25.17 Sauf indication contraire aux paragraphes 25.22 et 25.23, l'horaire normal des postes est le suivant :

a) de minuit à 8 h; de 8 h à 16 h; de 16 h à minuit;

ou

b) de 23 h à 7 h; de 7 h à 15h; de 15 h à 23 h.

26 Dans son message, le fonctionnaire a expliqué que, sans EPHV valides, les employés ne pouvaient accepter de nouvelles heures de début autres que celles prévues à la clause 25.17. Il a également déclaré que la section locale 24 de la CEUDA était [traduction] « prête et disposée » à mener des consultations sur une nouvelle EPHV ne comportant pas d’horaire 5/3 pour les employés d’« anciens groupes » faisant partie de l’unité de négociation de la CEUDA aux Opérations passagers.
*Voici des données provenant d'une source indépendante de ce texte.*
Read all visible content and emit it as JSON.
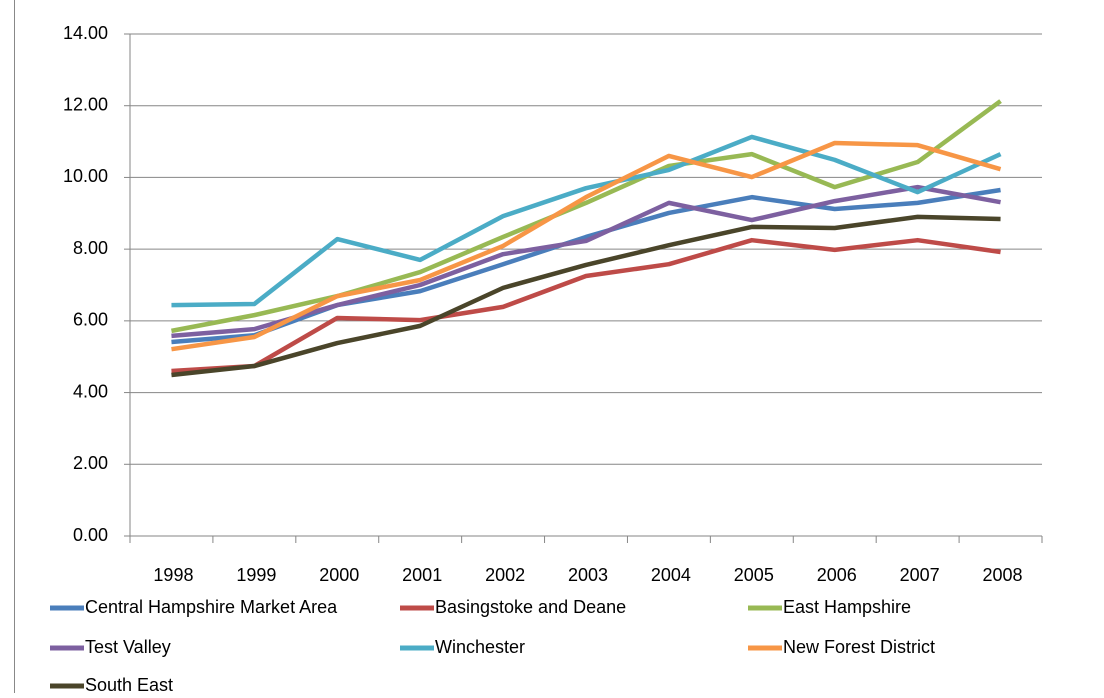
{
  "chart_data": {
    "type": "line",
    "categories": [
      "1998",
      "1999",
      "2000",
      "2001",
      "2002",
      "2003",
      "2004",
      "2005",
      "2006",
      "2007",
      "2008"
    ],
    "series": [
      {
        "name": "Central Hampshire Market Area",
        "color": "#4a7ebb",
        "values": [
          5.41,
          5.6,
          6.44,
          6.83,
          7.58,
          8.34,
          9.01,
          9.45,
          9.12,
          9.29,
          9.65
        ]
      },
      {
        "name": "Basingstoke and Deane",
        "color": "#be4b48",
        "values": [
          4.6,
          4.74,
          6.08,
          6.02,
          6.39,
          7.25,
          7.58,
          8.25,
          7.98,
          8.25,
          7.92
        ]
      },
      {
        "name": "East Hampshire",
        "color": "#98b954",
        "values": [
          5.72,
          6.16,
          6.69,
          7.36,
          8.34,
          9.29,
          10.32,
          10.65,
          9.73,
          10.43,
          12.13
        ]
      },
      {
        "name": "Test Valley",
        "color": "#7d60a0",
        "values": [
          5.58,
          5.77,
          6.44,
          7.0,
          7.86,
          8.23,
          9.29,
          8.81,
          9.34,
          9.73,
          9.31
        ]
      },
      {
        "name": "Winchester",
        "color": "#4bacc6",
        "values": [
          6.44,
          6.47,
          8.28,
          7.7,
          8.92,
          9.7,
          10.21,
          11.13,
          10.49,
          9.59,
          10.65
        ]
      },
      {
        "name": "New Forest District",
        "color": "#f79646",
        "values": [
          5.21,
          5.55,
          6.69,
          7.14,
          8.09,
          9.45,
          10.6,
          10.01,
          10.96,
          10.9,
          10.23
        ]
      },
      {
        "name": "South East",
        "color": "#4a452a",
        "values": [
          4.49,
          4.74,
          5.38,
          5.86,
          6.92,
          7.56,
          8.11,
          8.62,
          8.59,
          8.9,
          8.84
        ]
      }
    ],
    "ylim": [
      0,
      14
    ],
    "yticks": [
      {
        "value": 0,
        "label": "0.00"
      },
      {
        "value": 2,
        "label": "2.00"
      },
      {
        "value": 4,
        "label": "4.00"
      },
      {
        "value": 6,
        "label": "6.00"
      },
      {
        "value": 8,
        "label": "8.00"
      },
      {
        "value": 10,
        "label": "10.00"
      },
      {
        "value": 12,
        "label": "12.00"
      },
      {
        "value": 14,
        "label": "14.00"
      }
    ],
    "grid": true
  }
}
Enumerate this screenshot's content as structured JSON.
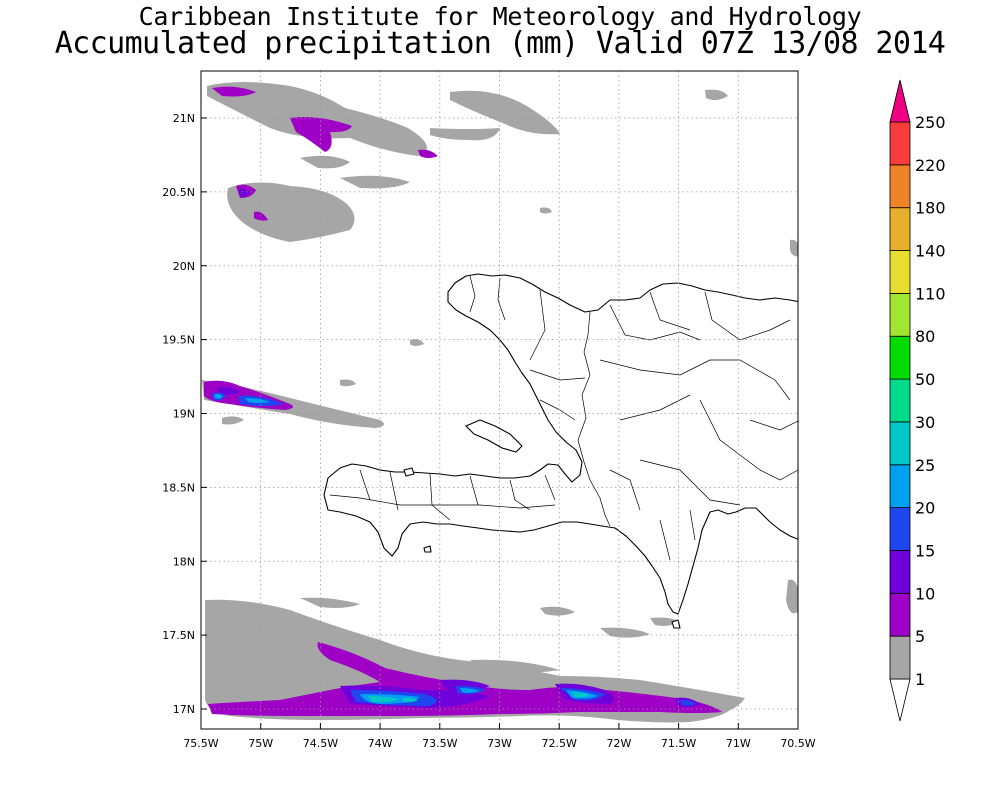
{
  "title": "Caribbean Institute for Meteorology and Hydrology",
  "subtitle": "Accumulated precipitation (mm) Valid 07Z 13/08 2014",
  "map": {
    "lon_range": [
      -75.5,
      -70.5
    ],
    "lat_range": [
      16.9,
      21.3
    ],
    "grid": "dotted",
    "lon_ticks": [
      {
        "value": -75.5,
        "label": "75.5W"
      },
      {
        "value": -75,
        "label": "75W"
      },
      {
        "value": -74.5,
        "label": "74.5W"
      },
      {
        "value": -74,
        "label": "74W"
      },
      {
        "value": -73.5,
        "label": "73.5W"
      },
      {
        "value": -73,
        "label": "73W"
      },
      {
        "value": -72.5,
        "label": "72.5W"
      },
      {
        "value": -72,
        "label": "72W"
      },
      {
        "value": -71.5,
        "label": "71.5W"
      },
      {
        "value": -71,
        "label": "71W"
      },
      {
        "value": -70.5,
        "label": "70.5W"
      }
    ],
    "lat_ticks": [
      {
        "value": 21,
        "label": "21N"
      },
      {
        "value": 20.5,
        "label": "20.5N"
      },
      {
        "value": 20,
        "label": "20N"
      },
      {
        "value": 19.5,
        "label": "19.5N"
      },
      {
        "value": 19,
        "label": "19N"
      },
      {
        "value": 18.5,
        "label": "18.5N"
      },
      {
        "value": 18,
        "label": "18N"
      },
      {
        "value": 17.5,
        "label": "17.5N"
      },
      {
        "value": 17,
        "label": "17N"
      }
    ]
  },
  "colorbar": {
    "levels": [
      "1",
      "5",
      "10",
      "15",
      "20",
      "25",
      "30",
      "50",
      "80",
      "110",
      "140",
      "180",
      "220",
      "250"
    ],
    "colors": [
      "#a6a6a6",
      "#9f00c6",
      "#6e00dc",
      "#2046f0",
      "#00a0f0",
      "#00c8c8",
      "#00dc8c",
      "#00dc00",
      "#a0e632",
      "#e6dc32",
      "#e6af2d",
      "#f08228",
      "#fa3c3c",
      "#f00082"
    ],
    "under_color": "#ffffff"
  }
}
27 Le fonctionnaire a témoigné que la section locale 24 de la CEUDA croyait comprendre que l’administrateur général ne pouvait instaurer de nouveaux horaires hors norme sur la base des discussions menées à la réunion du comité de santé et de sécurité et selon l’interprétation que la section locale 24 de la CEUDA faisait de la convention collective. Selon certaines interprétations, l’administrateur général ne pouvait instaurer d’horaires différents de la norme que s’il pouvait prouver que les nécessités du service l’exigeaient. La section locale 24 de la CEUDA était d’avis que l’administrateur général n’avait pas prouvé cela.

28 M. Sheridan a témoigné que, après l’annulation de l’EPHV, la direction devait discuter d’horaires de travail normaux supplémentaires en application de la clause 25.22b) de la convention collective. Cela nécessitait une consultation de l’AFPC, et non une entente. Il a déclaré que des quarts de travail supplémentaires étaient nécessaires pour satisfaire aux exigences des heures de début et de fin des quarts. Il a témoigné que, même si la direction ne voulait pas d’un horaire 6/2, en l’absence d’une EPHV, un tel horaire était requis. 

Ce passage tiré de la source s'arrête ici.